- Born: 16th century Delhi (attributed)
- Died: 18 June 1576 Haldighati, Kingdom of Mewar (present-day Rajasthan, India)
- Buried: Khamnor/Rakht Talai, near Haldighati
- Allegiance: Kingdom of Mewar
- Branch: Afghan contingent in Mewar service
- Service years: fl. 1576
- Rank: Commander
- Commands: Vanguard of Maharana Pratap’s army
- Known for: Participation in the Mughal–Mewar conflict (1576)
- Conflicts: Battle of Haldighati †
- Relations: Associated with the Sur dynasty

= Hakim Khan Suri =

Afghan commander in the Battle of Haldighati (d. 1576)

Hakim Khan Suri (died 18 June 1576) was a military commander associated with the Sur dynasty who fought on the side of Maharana Pratap of Mewar against the Mughal Empire. He commanded an Afghan contingent in the vanguard of Pratap’s forces during the Battle of Haldighati, fought on 18 June 1576 in the Aravalli region of present-day Rajasthan.

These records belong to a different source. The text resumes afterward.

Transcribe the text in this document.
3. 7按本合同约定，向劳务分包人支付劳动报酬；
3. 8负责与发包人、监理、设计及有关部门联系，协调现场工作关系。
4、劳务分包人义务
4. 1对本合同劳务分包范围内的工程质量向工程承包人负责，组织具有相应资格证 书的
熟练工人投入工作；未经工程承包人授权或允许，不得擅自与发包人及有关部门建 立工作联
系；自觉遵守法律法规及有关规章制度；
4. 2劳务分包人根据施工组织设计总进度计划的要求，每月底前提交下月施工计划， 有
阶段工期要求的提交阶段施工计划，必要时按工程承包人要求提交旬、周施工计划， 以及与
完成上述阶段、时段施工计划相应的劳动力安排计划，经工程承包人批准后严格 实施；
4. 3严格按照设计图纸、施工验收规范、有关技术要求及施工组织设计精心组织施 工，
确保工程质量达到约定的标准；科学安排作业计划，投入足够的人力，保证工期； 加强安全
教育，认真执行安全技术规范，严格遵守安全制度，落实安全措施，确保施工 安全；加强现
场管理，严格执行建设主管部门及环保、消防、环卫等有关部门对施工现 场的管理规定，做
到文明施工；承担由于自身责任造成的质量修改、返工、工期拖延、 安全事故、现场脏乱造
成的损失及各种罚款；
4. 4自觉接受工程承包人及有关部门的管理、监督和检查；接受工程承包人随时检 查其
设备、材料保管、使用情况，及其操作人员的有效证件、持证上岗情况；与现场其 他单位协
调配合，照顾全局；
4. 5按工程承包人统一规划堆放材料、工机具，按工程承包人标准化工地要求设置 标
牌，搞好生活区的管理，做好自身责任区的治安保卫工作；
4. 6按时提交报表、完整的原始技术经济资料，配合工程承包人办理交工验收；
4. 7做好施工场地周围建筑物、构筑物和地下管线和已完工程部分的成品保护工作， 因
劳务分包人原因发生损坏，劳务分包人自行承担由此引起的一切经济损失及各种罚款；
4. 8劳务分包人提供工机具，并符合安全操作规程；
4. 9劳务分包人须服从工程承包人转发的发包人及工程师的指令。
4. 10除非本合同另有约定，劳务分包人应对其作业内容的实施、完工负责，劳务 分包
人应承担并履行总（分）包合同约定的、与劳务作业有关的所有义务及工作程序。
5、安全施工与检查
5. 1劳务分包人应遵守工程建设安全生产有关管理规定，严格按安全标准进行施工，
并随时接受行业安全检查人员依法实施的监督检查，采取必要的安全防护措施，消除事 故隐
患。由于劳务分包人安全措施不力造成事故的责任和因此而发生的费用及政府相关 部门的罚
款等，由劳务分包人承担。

The battle took place after diplomatic efforts by Mughal emperor Akbar to secure Pratap’s submission failed, leading to a military confrontation between the Mughal army under Man Singh I of Amber and the forces of Mewar. Although the Mughals secured the battlefield, Maharana Pratap continued his resistance through guerrilla warfare. Hakim Khan Suri was killed in the fighting and is remembered in regional tradition as a commander who fought alongside Pratap.

==Early life and background==
Hakim Khan Suri’s early life are poorly documented in contemporary primary sources. Later regional histories and modern secondary works describe him as an Afghan (Pathan) commander associated with remnants of the Sur dynasty that had opposed Mughal expansion after the mid-16th century.

==Role in Mewar and the Battle of Haldighati==
In the campaign of 1576, Hakim Khan Suri entered the service of Maharana Pratap and is recorded in historical accounts as leading the Afghan/Pathan contingent in the vanguard of Pratap's forces at Haldighati.

Modern historians identify Hakim Khan as a leading commander on the Mewar side and note that he was killed during the fighting on or about 18 June 1576.

==Death and immediate aftermath==
Hakim Khan Suri was killed in the Battle of Haldighati on 18 June 1576 while leading his contingent against the Mughal forces. Khan was beheaded during the fighting, and his head was buried at Khamnor, while his body was interred at Rakhtalai, both near the battlefield at Haldighati, where memorial sites have been noted and visited by locals. These sites attract visitors during annual commemorations such as Maharana Pratap’s anniversary and Shaheedi Divas, when floral tributes are offered at his grave.

Some regional histories describe Hakim Khan Suri as an Afghan Pathan commander (Senapati) in Maharana Pratap’s army, highlighting that the conflict was between invaders and defenders of Mewar rather than along religious lines.

==Legacy==
Hakim Khan Suri is remembered in Mewar’s regional memory as a commander who fought for Maharana Pratap. A memorial near Haldighati is associated with him and is visited during commemorative observances.

The Maharana Mewar Foundation has instituted a Hakim Khan Sur Award as part of its honours programme drawing upon Mewar’s historical figures.

==In popular culture==
- He was portrayed by Nirbhay Wadhwa in the television series Bharat Ka Veer Putra – Maharana Pratap (2013–2015).